One answer is that of course it does. If LLMs are grounded, perhaps it no longer matters whether grounding is necessary for human language understanding––at the very least, it’s no longer something proponents of the “Axiomatic Rejection” view can point to as a line in the sand separating humans from LLMs (or “LLM+” models, as David Chalmers has called them).
Yet as I noted above, I think the debate over grounding in humans is more complex than simply whether grounding is necessary. In my view, neither language comprehension nor grounding are “all-or-none”. Accordingly, it’s possible that some degree (or kind) of comprehension is possible with some degree (or kind) of grounding, and that some other degree (or kind) of comprehension would require a different degree (or kind) of grounding.
One way I think about the utility of multimodal information is as offering a kind of stability to our representations. If you only have one source of information about a particular stimulus, the more prone you are to catastrophic failure––i.e., if that input stream fails in some way, your representation of that stimulus is completely distorted. But multiple sources of information about the world offer redundancy, which could prevent that kind of catastrophic failure. Moreover, the information content of different modalities is also inter-correlated, which means that we can sometimes fill in the gaps of one input using information from another input. Ultimately, this stability may go a long way towards addressing the fragility of current language models––and, for that matter, many image recognition models––which often “break” under slight perturbations in the stimulus.

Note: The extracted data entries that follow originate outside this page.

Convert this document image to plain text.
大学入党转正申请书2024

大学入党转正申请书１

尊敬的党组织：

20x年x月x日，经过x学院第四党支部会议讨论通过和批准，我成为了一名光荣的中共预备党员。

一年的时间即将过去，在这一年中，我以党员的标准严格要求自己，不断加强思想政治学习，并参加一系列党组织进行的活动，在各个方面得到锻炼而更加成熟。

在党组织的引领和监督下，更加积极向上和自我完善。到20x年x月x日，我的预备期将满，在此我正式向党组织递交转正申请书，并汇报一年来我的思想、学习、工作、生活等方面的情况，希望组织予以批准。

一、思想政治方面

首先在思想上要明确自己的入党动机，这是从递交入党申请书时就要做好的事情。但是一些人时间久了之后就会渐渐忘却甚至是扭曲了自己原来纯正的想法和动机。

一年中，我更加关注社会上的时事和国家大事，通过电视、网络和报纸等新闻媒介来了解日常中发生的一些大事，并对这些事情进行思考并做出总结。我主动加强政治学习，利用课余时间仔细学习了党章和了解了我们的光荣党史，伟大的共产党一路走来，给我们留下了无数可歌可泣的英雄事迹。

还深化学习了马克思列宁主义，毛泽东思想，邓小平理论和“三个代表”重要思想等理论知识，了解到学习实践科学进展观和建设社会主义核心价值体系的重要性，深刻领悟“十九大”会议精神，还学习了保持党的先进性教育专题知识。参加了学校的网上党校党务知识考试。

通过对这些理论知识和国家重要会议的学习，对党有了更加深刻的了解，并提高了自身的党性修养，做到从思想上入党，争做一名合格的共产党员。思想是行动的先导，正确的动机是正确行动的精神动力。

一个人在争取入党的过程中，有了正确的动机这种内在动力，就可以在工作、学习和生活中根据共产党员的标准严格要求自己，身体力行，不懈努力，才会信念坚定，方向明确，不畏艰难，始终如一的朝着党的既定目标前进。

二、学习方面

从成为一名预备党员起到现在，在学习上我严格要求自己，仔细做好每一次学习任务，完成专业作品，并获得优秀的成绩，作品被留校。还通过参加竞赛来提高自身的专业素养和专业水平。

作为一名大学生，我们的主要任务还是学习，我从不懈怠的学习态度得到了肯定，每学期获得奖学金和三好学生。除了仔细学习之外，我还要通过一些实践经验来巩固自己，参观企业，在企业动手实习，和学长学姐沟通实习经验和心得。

Under this view, the question is not whether ungrounded LLMs understand language; some understanding––the kind afforded by exploiting large-scale statistical regularities––is possible. The more relevant question is about whether and to what extent that understanding is robust.
A big exception is work by Marina Bedny on visual knowledge among blind individuals, which I discuss below.
Pro-embodiment readers might reply that they imagine a pair of dice, or perhaps Chance the Rapper. I’ll admit that it’s hard to define exactly what makes something abstract, and that our brains are prone to trying to ground these concepts in something––even if we end up simulating very different things. As I argue later, it’s possible this is one of those “differences in degree” situations: abstract concepts are much more diffuse in the sensorimotor experiences they recruit, and also perhaps rely more heavily on distributional cues like associated words.